Exemple probant: lors d’une réunion organisée en mai 2010 pour célébrer le cinquantième anniversaire du gouvernement tibétain en exil (GTE), certains représentants de ce même gouvernement, avaient manifesté leur irritation de voir le dalaï-lama se courber devant des ministres indiens. « Ce n’est pas parce que nous sommes des réfugiés qu’il faut abuser de notre situation”, avait alors confié l’un d’entre eux dans la presse locale. En effet, malgré une présence longue de cinquante ans, notons qu’aucun Tibétain de la région ne bénéficie aujourd’hui de la nationalité indienne. « Nous avons tous le statut de réfugié. Paradoxalement, cela nous permet de subvenir à nos besoins grâce aux aides internationales», raconte une habitante de Macleodganj. Et c’est bien là le nœud du problème. Considérés par les Indiens comme les réfugiés les plus riches de la planète, les Tibétains suscitent la jalousie.

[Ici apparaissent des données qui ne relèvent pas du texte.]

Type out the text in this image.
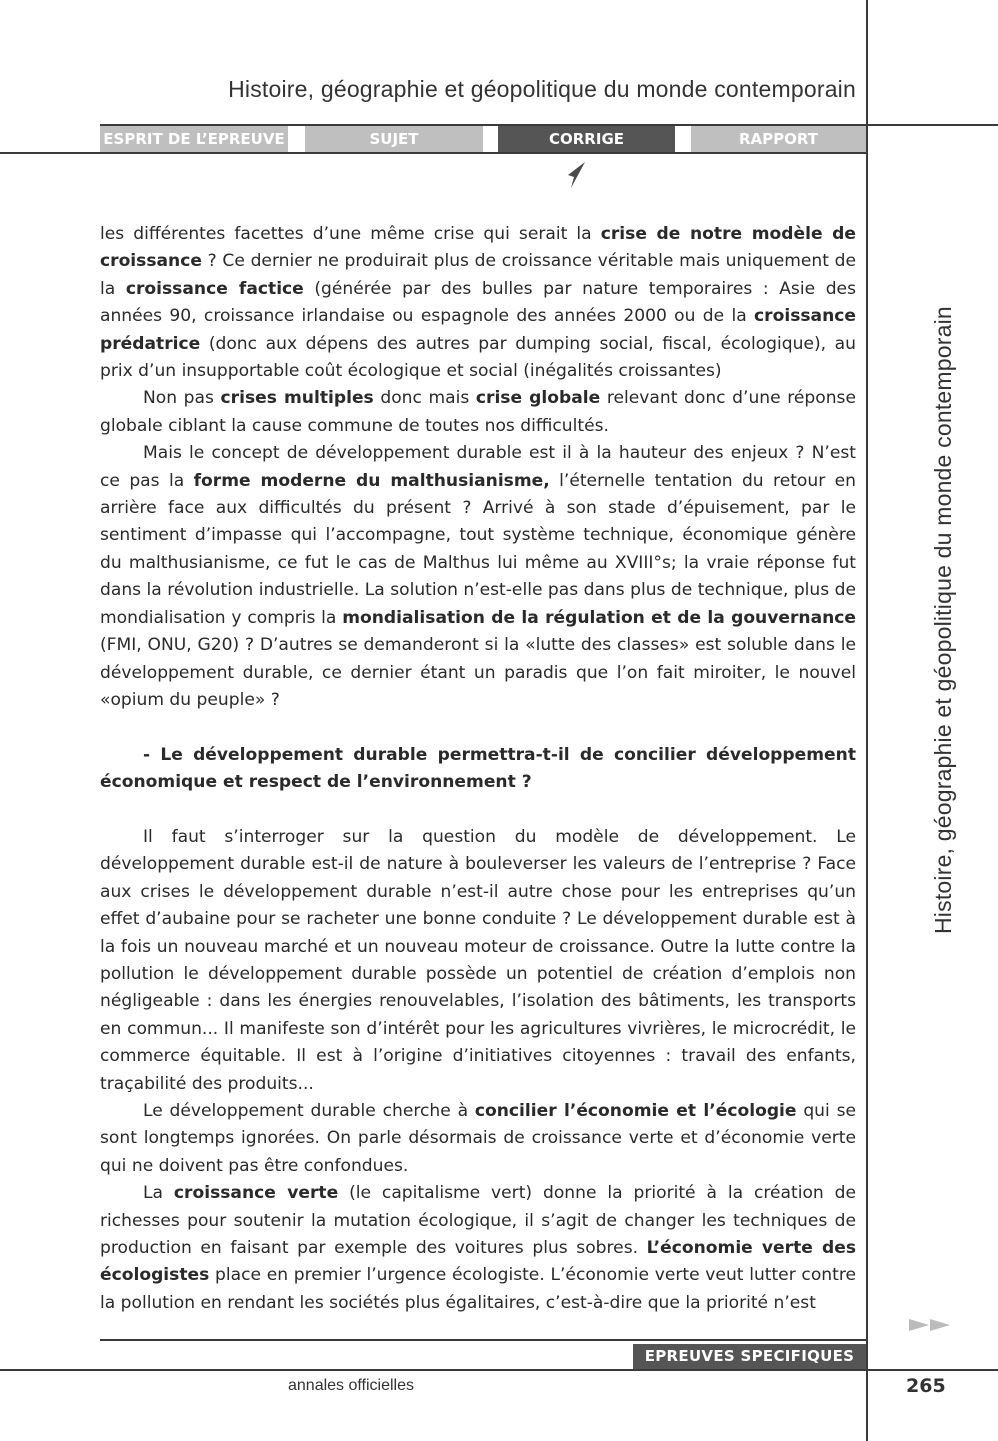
Histoire, géographie et géopolitique du monde contemporain
ESPRIT DE L’EPREUVE	SUJET	CORRIGE	RAPPORT
Histoire, géographie et géopolitique du monde contemporain

les différentes facettes d’une même crise qui serait la crise de notre modèle de croissance ? Ce dernier ne produirait plus de croissance véritable mais uniquement de la croissance factice (générée par des bulles par nature temporaires : Asie des années 90, croissance irlandaise ou espagnole des années 2000 ou de la croissance prédatrice (donc aux dépens des autres par dumping social, fiscal, écologique), au prix d’un insupportable coût écologique et social (inégalités croissantes)

Non pas crises multiples donc mais crise globale relevant donc d’une réponse globale ciblant la cause commune de toutes nos difficultés.

Mais le concept de développement durable est il à la hauteur des enjeux ? N’est ce pas la forme moderne du malthusianisme, l’éternelle tentation du retour en arrière face aux difficultés du présent ? Arrivé à son stade d’épuisement, par le sentiment d’impasse qui l’accompagne, tout système technique, économique génère du malthusianisme, ce fut le cas de Malthus lui même au XVIII°s; la vraie réponse fut dans la révolution industrielle. La solution n’est-elle pas dans plus de technique, plus de mondialisation y compris la mondialisation de la régulation et de la gouvernance (FMI, ONU, G20) ? D’autres se demanderont si la «lutte des classes» est soluble dans le développement durable, ce dernier étant un paradis que l’on fait miroiter, le nouvel «opium du peuple» ?

- Le développement durable permettra-t-il de concilier développement économique et respect de l’environnement ?

Il faut s’interroger sur la question du modèle de développement. Le développement durable est-il de nature à bouleverser les valeurs de l’entreprise ? Face aux crises le développement durable n’est-il autre chose pour les entreprises qu’un effet d’aubaine pour se racheter une bonne conduite ? Le développement durable est à la fois un nouveau marché et un nouveau moteur de croissance. Outre la lutte contre la pollution le développement durable possède un potentiel de création d’emplois non négligeable : dans les énergies renouvelables, l’isolation des bâtiments, les transports en commun... Il manifeste son d’intérêt pour les agricultures vivrières, le microcrédit, le commerce équitable. Il est à l’origine d’initiatives citoyennes : travail des enfants, traçabilité des produits...

Le développement durable cherche à concilier l’économie et l’écologie qui se sont longtemps ignorées. On parle désormais de croissance verte et d’économie verte qui ne doivent pas être confondues.

La croissance verte (le capitalisme vert) donne la priorité à la création de richesses pour soutenir la mutation écologique, il s’agit de changer les techniques de production en faisant par exemple des voitures plus sobres. L’économie verte des écologistes place en premier l’urgence écologiste. L’économie verte veut lutter contre la pollution en rendant les sociétés plus égalitaires, c’est-à-dire que la priorité n’est

EPREUVES SPECIFIQUES
annales officielles	265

Une seule issue: retourner au Tibet

Un sentiment renforcé par le rôle non négligeable des Tibétains dans le développement du tourisme local. « Conscients que la région est devenue attrayante grâce à eux, ces derniers, attendent,  ainsi, plus de reconnaissance de la part des Himachalis, alors que les autres voient, au contraire, les Tibétains comme des immigrés arrogants refusant de s’intégrer », estime un Indien originaire de New Delhi, en vacances quelques jours dans la région. En témoigne les troubles dans les villages environnants, où de violentes altercations opposent régulièrement les deux communautés. Une situation tendue qui n’est pas prête de s’achever tant les uns et les autres vivent en vase clos. D’ailleurs, les réfugiés tibétains s’expriment encore aujourd’hui très peu en hindi. Leurs enfants ne l’apprennent pas non plus à l’école. Un statut quo volontairement entretenu par le gouvernement indien. Car l’objectif visé par ce dernier est très clair: que ces réfugiés « gênants » puissent un jour retourner au Tibet.